Object-Based Security Limitations on Clients

Listed below are some of the limitations of OBS:

  • An OBS initial context only supports lookup() calls and will otherwise throw NotSupported exceptions. If you need a context that supports other calls, then create a second context that does not enable OBS.
  • An OBS initial context is supported only on WebLogic clients and is not supported on WebLogic Servers. An exception is thrown when attempting to use such a context in combination with WebLogic JMS server facilities like bridges, MDBs, or resource references. This restriction exists because these server-side JMS facilities already have their own security handling that provides similar semantics to OBS.
  • When an OBS initial context is created, the initial context's user is not placed on the current thread. This differs from a weblogic.jndi.WLInitialContextFactory context.

Enabling Object-Based Security on Server Applications

Learn how to enable object-based security (OBS) for inbound and outbound JMS applications:

Object-Based Security for Inbound JMS Applications
Server applications that make inbound WebLogic JMS calls, such as Message Driven Beans, are implicitly object based. Credentials or roles for these applications to access incoming JMS messages are supplied in one of the following ways:
  • Supplied with the application itself.


    Oracle does not recommend using this method.
  • Defined on the service itself (Messaging Bridges allow you to configure user name or password).

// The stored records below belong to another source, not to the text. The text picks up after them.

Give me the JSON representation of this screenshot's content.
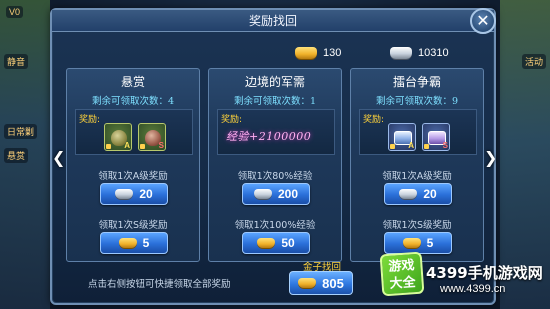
{
  "dialog": {
    "title": "奖励找回",
    "close_icon": "✕"
  },
  "currencies": {
    "gold_icon": "gold-ingot-icon",
    "gold_amount": "130",
    "silver_icon": "silver-ingot-icon",
    "silver_amount": "10310"
  },
  "cards": [
    {
      "title": "悬赏",
      "remaining": "剩余可领取次数：4",
      "reward_label": "奖励:",
      "items": [
        {
          "icon": "reward-bag-a-icon",
          "grade": "A"
        },
        {
          "icon": "reward-bag-s-icon",
          "grade": "S"
        }
      ],
      "option1_label": "领取1次A级奖励",
      "option1_cost": "20",
      "option1_currency": "silver",
      "option2_label": "领取1次S级奖励",
      "option2_cost": "5",
      "option2_currency": "gold"
    },
    {
      "title": "边境的军需",
      "remaining": "剩余可领取次数：1",
      "reward_label": "奖励:",
      "exp_reward": "经验+2100000",
      "option1_label": "领取1次80%经验",
      "option1_cost": "200",
      "option1_currency": "silver",
      "option2_label": "领取1次100%经验",
      "option2_cost": "50",
      "option2_currency": "gold"
    },
    {
      "title": "擂台争霸",
      "remaining": "剩余可领取次数：9",
      "reward_label": "奖励:",
      "items": [
        {
          "icon": "reward-chest-a-icon",
          "grade": "A"
        },
        {
          "icon": "reward-chest-s-icon",
          "grade": "S"
        }
      ],
      "option1_label": "领取1次A级奖励",
      "option1_cost": "20",
      "option1_currency": "silver",
      "option2_label": "领取1次S级奖励",
      "option2_cost": "5",
      "option2_currency": "gold"
    }
  ],
  "navigation": {
    "prev_icon": "❮",
    "next_icon": "❯"
  },
  "footer": {
    "hint": "点击右侧按钮可快捷领取全部奖励",
    "gold_recover_label": "金子找回",
    "gold_recover_cost": "805"
  },
  "background_hud": {
    "top_left_level": "V0",
    "left_menu_1": "静音",
    "left_quest_1": "日常剿",
    "left_quest_2": "悬赏",
    "right_text": "活动"
  },
  "watermark": {
    "badge_line1": "游戏",
    "badge_line2": "大全",
    "site_name": "4399手机游戏网",
    "site_url": "www.4399.cn"
  }
}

    Oracle does not recommend using this method.
  • Just as for the outbound case, specified using a foreign JMS Server in a JMS system resource module that maps a JMS resource into JNDI.
As a best practice, use the foreign JMS Server method for Message Driven Beans, Messaging Bridges, and outbound JMS, as this:
  • Ensures the credentials are dynamically configurable and not hard coded into an application or descriptor file.
  • Applies to almost all inbound and outbound use cases so it is useful as a way to centrally manage your JMS credentials.
See FAQs: Integrating Remote JMS Providers and Enhanced Support for Using WebLogic JMS with EJBs and Servlets.
Object-Based Security for Outbound JMS Applications

Server applications that make outbound WebLogic JMS calls can achieve an object-based security pattern that supersedes the current security subject on the current thread. For this to work, ensure the following:

  1. Map the current JNDI location of a JMS connection factory to a local JNDI by:
    • Configuring a foreign JMS Server in a JMS system resource module.
    • Configuring credentials in the foreign JMS Server for users who have the required permissions.
  2. In the application code, use a JMS resource reference or inject a JMS context that references the local JNDI name of the JMS connection factory.

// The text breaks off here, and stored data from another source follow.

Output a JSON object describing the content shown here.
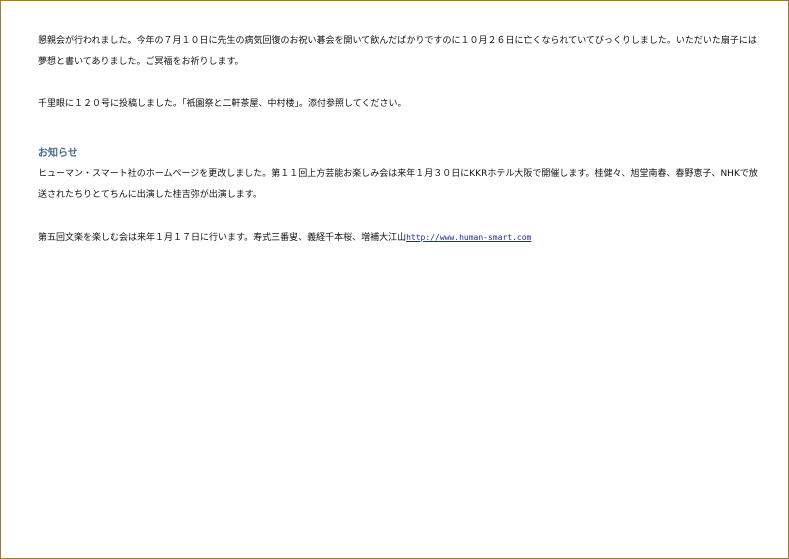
{
  "content": {
    "para1": "懇親会が行われました。今年の７月１０日に先生の病気回復のお祝い碁会を開いて飲んだばかりですのに１０月２６日に亡くなられていてびっくりしました。いただいた扇子には夢想と書いてありました。ご冥福をお祈りします。",
    "para2": "千里眼に１２０号に投稿しました。「祇園祭と二軒茶屋、中村楼」。添付参照してください。",
    "notice_heading": "お知らせ",
    "para3": "ヒューマン・スマート社のホームページを更改しました。第１１回上方芸能お楽しみ会は来年１月３０日にKKRホテル大阪で開催します。桂健々、旭堂南春、春野恵子、NHKで放送されたちりとてちんに出演した桂吉弥が出演します。",
    "para4": "第五回文楽を楽しむ会は来年１月１７日に行います。寿式三番叟、義経千本桜、増補大江山",
    "link_text": "http://www.human-smart.com"
  }
}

    It is a general best practice for server applications to use resource references or JMS context injection to reference a JMS connection factory regardless of whether you need an object-based security pattern or a thread-based security pattern.

    After the above requirements are met, WebLogic Server subsequently injects the credentials that you configured in the foreign JMS Server into every outbound send or consume call that originates from the given JMS connection factory.